“(…) É una poetica della femminilità, del gioco pensoso, dell’infanzia e della maternità, dell’attesa e dell’abbraccio, tutti oggetti della meditazione e della creazione artistica che risultano di una limpidezza e di una semplicità commoventi (…)”
Vittorio Sgarbi
“Angela Micheli è pura, colta, non conosce finzioni, sono figure strappate alla memoria, ma non riconsegnate alla vita, rimaste in un limbo a metà tra la realtà fenomenica e la dimensione assoluta” Vittorio Sgarbi
Se è difficile capire quale strada seguire per un giovane pittore continuamente tentato dalle facili, e spesso appaganti suggestioni delle mode, ancor più difficile è stabilire oggi il proprio orientamento per uno scultore. E’ certo che in questo momento in Italia le soluzioni più sicure e convincenti vengono da artisti figurativi, la cui intelligenza creativa produce risultati di grande autenticità spesso sottovalutati.
Angela Micheli è uno spirito puro, genuino, poco disponibile alle soluzioni virtuosistiche, cui pure sembrerebbe inclinata la sua scultura, i cui soggetti prevalenti sono fanciulli, corpi femminili e maternità. La Micheli non ama le deformità, le sintesi improvvise, gli ingrandimenti, ma vuole raccontare la quotidianità, senza traumi e angosce. Chi guarda con occhi innocenti le donne di Angela Micheli, poiché si tratta soprattutto di donne, è colpito insieme dall’estrema singolarità espressiva dei corpi, dei volti, delle pose e degli sguardi. Il recupero del corpo umano non è esercizio o pretesto, ma richiamo alla verità della vita, così spesso ignorata per l’elaborazione di inutili artifici, parola, quest’ultima, che la Micheli non conosce. Angela Micheli è pura e colta, non conosce finzioni, ma soltanto l’impegno di continuare a vedere, senza scomporsi, il mistero della donna e della sua inesauribile varietà.

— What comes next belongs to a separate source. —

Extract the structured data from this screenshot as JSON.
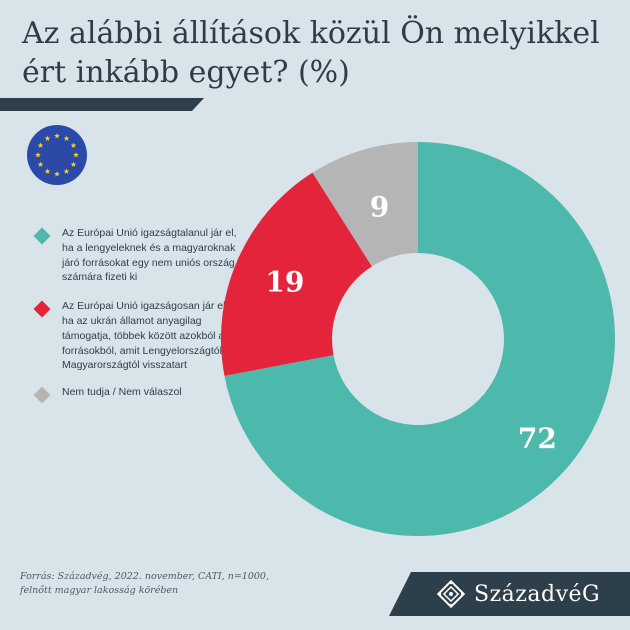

Nelle sculture della Micheli non c’è nessuna apologia della fecondità, nessuna deificazione della “donna madonna”, nessuna nuova icona creata attorno all’”angelo del focolare”; forse ancora qualche concessione all’intimismo sentimentale, certo, ma in una materia originale che ci permette di non considerarlo un luogo comune. L’intimismo della Micheli mi sembra comunque sui generis, non rinchiuso esclusivamente al piacere del ricordo individuale.
Sono predisposte alla “spersonalizzazione“ quelle madri e quelle apprendiste madri (le bambine con i bambolotti) senza veri e propri occhi, incapaci di comunicare attraverso quel essenziale veicolo di affetti che è lo sguardo; sono figure strappate alla memoria, ma non riconsegnate alla vita, rimaste in un limbo a metà strada fra la realtà fenomenica e la dimensione assoluta. Ci accorgiamo così che le madri presenti e future della Micheli incarnano quasi in maniera archetipa un tema formale e ideale che esula dal semplice riscontro intimistico: la donna che abbraccia, dispensatrice per l’umanità del dono dell’affetto, è una creatura conformata perfino fisicamente per svolgere questa funzione. E’ un modo per riaffermare la santità del ruolo materno, ma finalmente senza nostalgie fuori luogo, senza nuovi contributi al campionario delle ovvietà.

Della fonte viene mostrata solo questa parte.